If you’re serious about becoming an accomplished writer (creative or corporate) make it a habit to visit websites and blogs that discuss grammar topics and just listen to the discussions. You should also consider picking up a usage manual to thumb through over the occasional coffee break, just maybe once a week or so.
Finally, if you’re on Twitter, you’ll want to follow these folks for helpful reminders on commonly confused words, parts of speech, and usage debates:
As for the serious hard work, you know it’s time to worry about grammar when you’re ready to send your document up the chain, whether that be to your manager or your editor. Think of this moment like shower-time on the morning of a big job interview. Every detail counts, from spacing to margins to spelling to commas.
Question everything, especially the spellings of proper names and commonly confused words. Keep a cheat sheet next to your desk of problem areas that you know, and update it every two weeks or so with tips you’ve learned from blogs, Twitter, or reference works. And until you know your comma rules inside and out, justify every single one that’s there and have a ready explanation for every one that’s not.
When you’re done, print the document, and grab a cup of coffee. Stretch your legs, reach your arms high up into the air so that your back and your chest get the chance to swell out with the deep breath you’re about to take. Close your eyes and rub them, and then massage your forehead and your temples. Look out of your office window and enjoy the view.
Then proofread that sucker one final time, out loud. Because you’ll be surprised how often errors creep into the document during that final careful revision. You’ll almost always find a missed word or a subject-verb agreement that would just be embarrassing, especially after all the hard work you just put into your grammar and mechanics edit.

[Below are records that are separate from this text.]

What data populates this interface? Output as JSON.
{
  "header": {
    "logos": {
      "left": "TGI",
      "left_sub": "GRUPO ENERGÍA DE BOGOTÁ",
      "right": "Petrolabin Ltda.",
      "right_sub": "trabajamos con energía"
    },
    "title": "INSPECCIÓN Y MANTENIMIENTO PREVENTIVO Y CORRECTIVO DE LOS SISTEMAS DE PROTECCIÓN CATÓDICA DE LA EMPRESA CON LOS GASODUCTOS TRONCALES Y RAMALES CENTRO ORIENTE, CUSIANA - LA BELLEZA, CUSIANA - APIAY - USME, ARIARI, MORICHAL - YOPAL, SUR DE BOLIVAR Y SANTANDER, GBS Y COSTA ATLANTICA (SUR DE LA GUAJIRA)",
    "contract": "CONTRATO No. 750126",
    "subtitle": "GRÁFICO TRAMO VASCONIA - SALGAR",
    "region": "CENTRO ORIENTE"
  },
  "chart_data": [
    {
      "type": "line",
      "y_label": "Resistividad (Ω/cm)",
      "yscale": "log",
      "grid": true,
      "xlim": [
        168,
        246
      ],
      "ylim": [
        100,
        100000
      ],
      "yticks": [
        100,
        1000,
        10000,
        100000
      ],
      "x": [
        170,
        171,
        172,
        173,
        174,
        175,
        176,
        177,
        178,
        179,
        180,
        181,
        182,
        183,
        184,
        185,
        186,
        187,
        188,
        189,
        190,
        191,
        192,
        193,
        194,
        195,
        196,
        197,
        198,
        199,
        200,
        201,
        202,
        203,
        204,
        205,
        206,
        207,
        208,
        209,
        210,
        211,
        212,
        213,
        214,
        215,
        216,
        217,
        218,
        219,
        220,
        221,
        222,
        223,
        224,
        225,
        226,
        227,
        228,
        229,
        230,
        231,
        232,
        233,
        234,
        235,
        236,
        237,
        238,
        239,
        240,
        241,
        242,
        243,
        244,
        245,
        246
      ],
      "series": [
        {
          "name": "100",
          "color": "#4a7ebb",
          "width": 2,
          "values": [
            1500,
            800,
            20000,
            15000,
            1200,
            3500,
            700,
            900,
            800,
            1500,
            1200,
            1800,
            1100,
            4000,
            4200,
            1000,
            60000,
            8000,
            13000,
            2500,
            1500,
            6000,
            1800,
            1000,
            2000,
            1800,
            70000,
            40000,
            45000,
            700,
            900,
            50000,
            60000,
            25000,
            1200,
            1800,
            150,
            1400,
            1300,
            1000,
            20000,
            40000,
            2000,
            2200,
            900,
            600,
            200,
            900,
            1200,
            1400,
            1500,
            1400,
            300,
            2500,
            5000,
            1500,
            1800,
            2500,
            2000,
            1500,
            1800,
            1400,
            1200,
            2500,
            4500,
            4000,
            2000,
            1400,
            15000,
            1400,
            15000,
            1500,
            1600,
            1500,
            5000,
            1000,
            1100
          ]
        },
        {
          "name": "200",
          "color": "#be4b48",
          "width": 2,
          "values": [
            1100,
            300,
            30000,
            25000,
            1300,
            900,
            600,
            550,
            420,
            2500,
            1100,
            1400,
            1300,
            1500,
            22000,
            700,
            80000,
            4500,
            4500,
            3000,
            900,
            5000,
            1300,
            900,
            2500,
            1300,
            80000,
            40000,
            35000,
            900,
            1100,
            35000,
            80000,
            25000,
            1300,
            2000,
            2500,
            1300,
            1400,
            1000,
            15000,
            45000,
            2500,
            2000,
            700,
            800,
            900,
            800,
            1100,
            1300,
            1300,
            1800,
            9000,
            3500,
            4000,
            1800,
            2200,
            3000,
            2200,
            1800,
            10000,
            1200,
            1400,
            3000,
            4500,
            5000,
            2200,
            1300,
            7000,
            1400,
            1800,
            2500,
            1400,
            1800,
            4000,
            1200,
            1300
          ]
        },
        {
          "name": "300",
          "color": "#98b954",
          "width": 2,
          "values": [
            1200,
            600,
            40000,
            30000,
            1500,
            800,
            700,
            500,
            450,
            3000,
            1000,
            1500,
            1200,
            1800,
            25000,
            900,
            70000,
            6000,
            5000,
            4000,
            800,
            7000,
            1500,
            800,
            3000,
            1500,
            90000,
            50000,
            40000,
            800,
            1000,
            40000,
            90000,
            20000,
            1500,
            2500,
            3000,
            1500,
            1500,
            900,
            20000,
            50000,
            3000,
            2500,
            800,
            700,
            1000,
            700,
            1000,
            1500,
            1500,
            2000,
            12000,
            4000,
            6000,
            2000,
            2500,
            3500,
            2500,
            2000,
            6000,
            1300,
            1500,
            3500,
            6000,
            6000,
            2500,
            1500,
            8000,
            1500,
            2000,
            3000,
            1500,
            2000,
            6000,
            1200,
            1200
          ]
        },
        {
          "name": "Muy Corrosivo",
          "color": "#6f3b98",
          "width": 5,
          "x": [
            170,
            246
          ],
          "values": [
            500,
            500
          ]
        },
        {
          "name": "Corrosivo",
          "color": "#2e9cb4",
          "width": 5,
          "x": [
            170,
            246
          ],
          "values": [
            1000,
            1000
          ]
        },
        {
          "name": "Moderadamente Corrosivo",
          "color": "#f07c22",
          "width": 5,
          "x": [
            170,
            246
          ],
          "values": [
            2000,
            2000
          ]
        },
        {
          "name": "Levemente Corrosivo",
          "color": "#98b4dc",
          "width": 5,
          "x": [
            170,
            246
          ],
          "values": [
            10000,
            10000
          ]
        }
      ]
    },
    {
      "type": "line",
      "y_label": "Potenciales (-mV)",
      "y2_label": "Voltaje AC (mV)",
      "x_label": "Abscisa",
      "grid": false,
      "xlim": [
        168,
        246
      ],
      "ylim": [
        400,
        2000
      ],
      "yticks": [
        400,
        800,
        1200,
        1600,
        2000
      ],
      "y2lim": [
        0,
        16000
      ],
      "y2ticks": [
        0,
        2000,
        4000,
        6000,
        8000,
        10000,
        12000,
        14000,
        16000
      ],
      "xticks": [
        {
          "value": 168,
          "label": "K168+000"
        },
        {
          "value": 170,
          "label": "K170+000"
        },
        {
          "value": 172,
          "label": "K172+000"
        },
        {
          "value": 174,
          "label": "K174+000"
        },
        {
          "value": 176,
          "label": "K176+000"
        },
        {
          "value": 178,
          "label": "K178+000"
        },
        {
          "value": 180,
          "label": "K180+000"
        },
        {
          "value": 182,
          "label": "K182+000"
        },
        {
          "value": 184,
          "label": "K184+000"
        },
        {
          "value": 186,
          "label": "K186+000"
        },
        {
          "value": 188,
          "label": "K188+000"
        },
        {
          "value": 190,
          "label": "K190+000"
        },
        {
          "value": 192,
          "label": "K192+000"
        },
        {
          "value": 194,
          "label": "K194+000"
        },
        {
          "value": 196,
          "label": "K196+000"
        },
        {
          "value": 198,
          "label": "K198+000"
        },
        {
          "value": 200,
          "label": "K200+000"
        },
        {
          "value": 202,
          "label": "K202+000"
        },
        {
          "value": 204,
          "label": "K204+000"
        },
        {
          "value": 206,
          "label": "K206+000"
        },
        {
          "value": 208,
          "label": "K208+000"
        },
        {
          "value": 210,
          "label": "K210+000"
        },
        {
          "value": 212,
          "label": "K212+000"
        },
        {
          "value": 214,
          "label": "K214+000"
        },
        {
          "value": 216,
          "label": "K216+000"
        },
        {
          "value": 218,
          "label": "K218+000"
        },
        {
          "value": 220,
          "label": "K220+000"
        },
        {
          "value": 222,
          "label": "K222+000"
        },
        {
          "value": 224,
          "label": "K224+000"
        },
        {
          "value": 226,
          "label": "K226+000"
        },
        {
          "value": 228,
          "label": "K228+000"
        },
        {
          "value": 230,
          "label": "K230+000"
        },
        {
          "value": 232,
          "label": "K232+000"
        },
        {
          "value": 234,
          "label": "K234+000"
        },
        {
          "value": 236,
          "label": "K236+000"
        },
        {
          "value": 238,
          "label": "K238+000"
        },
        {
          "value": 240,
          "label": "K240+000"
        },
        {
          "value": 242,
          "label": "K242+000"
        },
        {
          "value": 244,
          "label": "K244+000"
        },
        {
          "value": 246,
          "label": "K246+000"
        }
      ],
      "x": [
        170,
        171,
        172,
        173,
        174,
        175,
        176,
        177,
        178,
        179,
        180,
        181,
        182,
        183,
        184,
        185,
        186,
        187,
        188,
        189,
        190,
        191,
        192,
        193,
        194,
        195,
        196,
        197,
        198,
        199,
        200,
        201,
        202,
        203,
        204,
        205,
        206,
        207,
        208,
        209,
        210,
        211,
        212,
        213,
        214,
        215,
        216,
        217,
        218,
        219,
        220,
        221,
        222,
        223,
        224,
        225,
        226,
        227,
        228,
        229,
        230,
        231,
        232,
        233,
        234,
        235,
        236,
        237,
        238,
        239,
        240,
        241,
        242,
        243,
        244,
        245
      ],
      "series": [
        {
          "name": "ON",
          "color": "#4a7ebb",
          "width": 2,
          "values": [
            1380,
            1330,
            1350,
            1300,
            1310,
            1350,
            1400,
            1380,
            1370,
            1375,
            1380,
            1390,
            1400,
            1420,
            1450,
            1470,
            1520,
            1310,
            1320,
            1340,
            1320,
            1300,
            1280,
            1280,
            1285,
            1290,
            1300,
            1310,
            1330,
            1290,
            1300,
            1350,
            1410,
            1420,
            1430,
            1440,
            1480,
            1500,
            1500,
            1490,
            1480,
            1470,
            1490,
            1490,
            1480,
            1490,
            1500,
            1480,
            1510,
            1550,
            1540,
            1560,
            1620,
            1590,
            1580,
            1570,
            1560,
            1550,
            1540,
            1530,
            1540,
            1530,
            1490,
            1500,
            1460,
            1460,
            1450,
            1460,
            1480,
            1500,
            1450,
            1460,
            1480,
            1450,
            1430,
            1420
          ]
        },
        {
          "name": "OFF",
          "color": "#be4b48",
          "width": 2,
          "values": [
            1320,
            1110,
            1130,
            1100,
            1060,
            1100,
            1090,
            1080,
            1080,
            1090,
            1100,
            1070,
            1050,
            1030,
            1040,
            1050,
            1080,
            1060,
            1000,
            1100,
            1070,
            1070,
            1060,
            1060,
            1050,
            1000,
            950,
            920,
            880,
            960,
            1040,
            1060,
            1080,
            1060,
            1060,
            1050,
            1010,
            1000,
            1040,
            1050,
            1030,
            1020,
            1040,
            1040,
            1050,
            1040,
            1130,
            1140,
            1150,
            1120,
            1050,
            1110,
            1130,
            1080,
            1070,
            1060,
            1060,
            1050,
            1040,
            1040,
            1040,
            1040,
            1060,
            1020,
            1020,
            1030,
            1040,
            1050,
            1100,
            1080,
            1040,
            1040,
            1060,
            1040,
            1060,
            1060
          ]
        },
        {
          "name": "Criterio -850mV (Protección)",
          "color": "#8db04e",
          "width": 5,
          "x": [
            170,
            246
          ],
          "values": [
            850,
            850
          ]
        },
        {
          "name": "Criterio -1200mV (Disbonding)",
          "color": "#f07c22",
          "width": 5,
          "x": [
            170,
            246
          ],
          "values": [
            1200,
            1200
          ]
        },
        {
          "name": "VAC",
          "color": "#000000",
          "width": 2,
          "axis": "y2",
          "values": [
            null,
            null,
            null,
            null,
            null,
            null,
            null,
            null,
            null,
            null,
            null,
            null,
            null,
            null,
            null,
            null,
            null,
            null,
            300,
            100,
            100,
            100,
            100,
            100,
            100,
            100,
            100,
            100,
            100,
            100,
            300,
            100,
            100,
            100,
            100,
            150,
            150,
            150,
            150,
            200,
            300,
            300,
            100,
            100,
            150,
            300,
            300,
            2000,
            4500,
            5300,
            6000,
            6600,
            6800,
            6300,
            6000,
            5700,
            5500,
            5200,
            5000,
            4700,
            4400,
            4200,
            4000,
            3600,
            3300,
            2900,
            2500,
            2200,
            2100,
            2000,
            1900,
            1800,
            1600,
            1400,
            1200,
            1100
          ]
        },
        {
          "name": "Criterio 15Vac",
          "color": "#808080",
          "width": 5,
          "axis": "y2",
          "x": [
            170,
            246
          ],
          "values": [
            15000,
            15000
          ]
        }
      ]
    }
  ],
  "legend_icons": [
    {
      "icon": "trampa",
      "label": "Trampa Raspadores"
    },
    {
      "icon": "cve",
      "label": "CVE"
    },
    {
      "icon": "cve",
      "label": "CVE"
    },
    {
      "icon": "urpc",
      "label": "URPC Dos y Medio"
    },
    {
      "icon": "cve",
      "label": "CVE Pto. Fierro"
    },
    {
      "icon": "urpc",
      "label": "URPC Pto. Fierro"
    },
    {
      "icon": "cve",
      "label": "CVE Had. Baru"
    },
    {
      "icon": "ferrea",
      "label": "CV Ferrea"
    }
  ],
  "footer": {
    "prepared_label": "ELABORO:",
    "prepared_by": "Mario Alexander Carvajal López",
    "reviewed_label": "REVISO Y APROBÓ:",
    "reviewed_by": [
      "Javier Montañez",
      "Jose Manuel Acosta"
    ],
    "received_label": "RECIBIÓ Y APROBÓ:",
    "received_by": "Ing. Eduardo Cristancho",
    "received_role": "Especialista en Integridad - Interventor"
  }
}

And that’s it. Send your document along, confident that you’ve done everything in your power to commune responsibly and respectfully with your reader. And take a minute to reflect on what you learned during the process. Did you master a new comma rule? Did you discover a new definition for an old word, or rediscover an old friend while thumbing through the dictionary?
Honor those moments of triumph in a writer’s journal that you can use when it comes time for your next performance evaluation or when you’re just in need of some inspiration. I keep this in a blue leather-bound journal that I call my blue book, because I check in when I’m feeling blue. It never fails to pick me up when I can see what I’ve accomplished. I hope it will do the same for you.